Well, it might be a by-product of human consciousness itself.

Hardwired for unhappy

Arthur Schopenhauer, nineteenth century German philosopher, wrote this essay “On the Pain and Suffering of the World.” Within the first few paragraphs, he writes:

"Just as a stream flows smoothly on as long as it encounters no obstruction, so the nature of man and animal is such that we never really notice or become conscious of what is agreeable to our will; if we are to notice something, our will has to have been thwarted, has to have experienced a shock of some kind. On the other hand, all that opposes, frustrates and resists our will, that is to say all that is unpleasant and painful, impresses itself upon us instantly, directly and with great clarity. Just as we are conscious not of the healthiness of our whole body but only of the little place where the shoe pinches, so we think not of the totality of our successful activities but of some insignificant trifle or other which continues to vex us. On this fact is founded what I have often before drawn attention to: the negativity of well-being and happiness, in antithesis to the positivity of pain." (Essays and Aphorisms, 41)

So for Schopenhauer, the problem is we just can’t see the good things because we’re hard-wired to suffer. It’s part of our make-up—the cost of human cognition.

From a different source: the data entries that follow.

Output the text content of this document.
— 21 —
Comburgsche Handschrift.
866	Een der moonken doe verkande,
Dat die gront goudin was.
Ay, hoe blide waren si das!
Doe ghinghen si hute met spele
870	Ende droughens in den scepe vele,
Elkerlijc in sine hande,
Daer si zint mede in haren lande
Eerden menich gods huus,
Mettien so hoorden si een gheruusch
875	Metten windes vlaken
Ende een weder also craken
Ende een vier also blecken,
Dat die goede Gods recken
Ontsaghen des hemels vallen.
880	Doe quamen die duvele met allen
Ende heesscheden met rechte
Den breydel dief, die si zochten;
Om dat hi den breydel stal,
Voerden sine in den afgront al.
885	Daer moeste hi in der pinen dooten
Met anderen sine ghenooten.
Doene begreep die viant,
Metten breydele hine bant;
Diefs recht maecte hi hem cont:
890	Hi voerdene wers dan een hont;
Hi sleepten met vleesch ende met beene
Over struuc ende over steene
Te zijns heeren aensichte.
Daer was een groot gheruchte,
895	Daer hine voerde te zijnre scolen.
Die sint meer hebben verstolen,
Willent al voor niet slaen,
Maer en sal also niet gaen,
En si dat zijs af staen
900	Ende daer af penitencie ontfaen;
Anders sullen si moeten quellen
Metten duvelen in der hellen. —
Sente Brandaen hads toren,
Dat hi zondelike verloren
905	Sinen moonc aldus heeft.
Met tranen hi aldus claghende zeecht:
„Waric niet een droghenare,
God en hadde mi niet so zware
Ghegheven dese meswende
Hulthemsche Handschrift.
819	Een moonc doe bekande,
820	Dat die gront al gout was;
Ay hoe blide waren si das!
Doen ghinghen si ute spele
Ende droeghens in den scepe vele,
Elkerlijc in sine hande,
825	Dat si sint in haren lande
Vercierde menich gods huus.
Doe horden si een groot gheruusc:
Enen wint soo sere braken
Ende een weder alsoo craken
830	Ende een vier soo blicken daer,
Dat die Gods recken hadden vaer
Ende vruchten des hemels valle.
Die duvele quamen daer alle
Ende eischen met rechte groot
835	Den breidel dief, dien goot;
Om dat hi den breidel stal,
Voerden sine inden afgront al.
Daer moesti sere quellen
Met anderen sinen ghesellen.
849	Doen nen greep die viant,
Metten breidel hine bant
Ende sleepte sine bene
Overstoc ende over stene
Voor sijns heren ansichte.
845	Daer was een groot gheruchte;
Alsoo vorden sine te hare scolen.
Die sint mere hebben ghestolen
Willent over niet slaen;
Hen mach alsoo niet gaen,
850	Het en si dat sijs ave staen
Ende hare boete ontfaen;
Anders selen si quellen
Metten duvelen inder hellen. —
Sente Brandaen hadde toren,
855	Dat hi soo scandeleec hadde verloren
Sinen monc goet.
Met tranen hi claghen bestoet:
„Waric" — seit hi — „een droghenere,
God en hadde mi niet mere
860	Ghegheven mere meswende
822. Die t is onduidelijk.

We dwell on the unpleasant and the annoying because only the unpleasant and annoying stimuli get our attention.

All the good stuff—all the stuff that works without complaint—all that stuff gets ignored, which explains why it appears to me that my computer intuitively knows to break down at the worst possible time, but in reality it doesn’t; it’s just that I don’t really notice it working brilliantly 99.99% of the time.

The painful truth is that my computer and all the other inanimate objects in my life don't care about me at all. As Bertrand Russell says, writing about Schopenhauer's own pessimistic tendencies:

"From a scientific point of view optimism and pessimism are alike objectionable: optimism assumes or attempts to prove that the universe exists to please us, and pessimism that it exists to displease us. Scientifically there is no evidence that it is concerned with us either one way or another." (History of Western Philosophy, 686)

Yet still we delight in trolling our experience and putting nasty comments under our perceptions— "Ow, these cheap shoes hurt!", "Oh, he hates everything I do!" —because (1) we're all a little narcissistic,  and (2) like Schopenhauer says, that's the cost of doing business, perception-wise.

There was this short article I read in Psychology Today"Our Brain's Negative Bias: Why our brains are more highly attuned to negative news"—which explained that our ingrained tendency to see the glass as not only half empty, but also chipped and dirty, is simply a question of evolution. Human beings place more weight upon bad experiences because bad experiences bring with them tigers and cholera and other nasty things, so it's of the utmost importance that we stay forever vigilant for the worst possible scenarios.

The Psychology Today article explains that our ever-present "negativity bias" is because the "brain is simply built with a greater sensitivity to unpleasant news," citing a Ohio State University study where experimental subjects who were exposed to a series of pleasant and unpleasant images showed far, far higher electrical activity in their cerebral cortex to negative ones.

Which all sounds obvious, but think of the effect that this negativity bias has on your creativity and productivity if all your neurons are focused on negative, useless and unwanted chatter. There's plenty of research that says that positivity and negativity has a huge effect on performance.  For instance, a New York Times article reported on research that found that the highest performing business teams gave five times more positive feedback than negative feedback.

So does this mean that when we sit down to work we should put out our crystals, spark up an incense burner, and get ourselves into a positive frame of mind by looking into our dream-catchers or poster of a goddess riding a dolphin?

Hey, if gets you through the day—yes.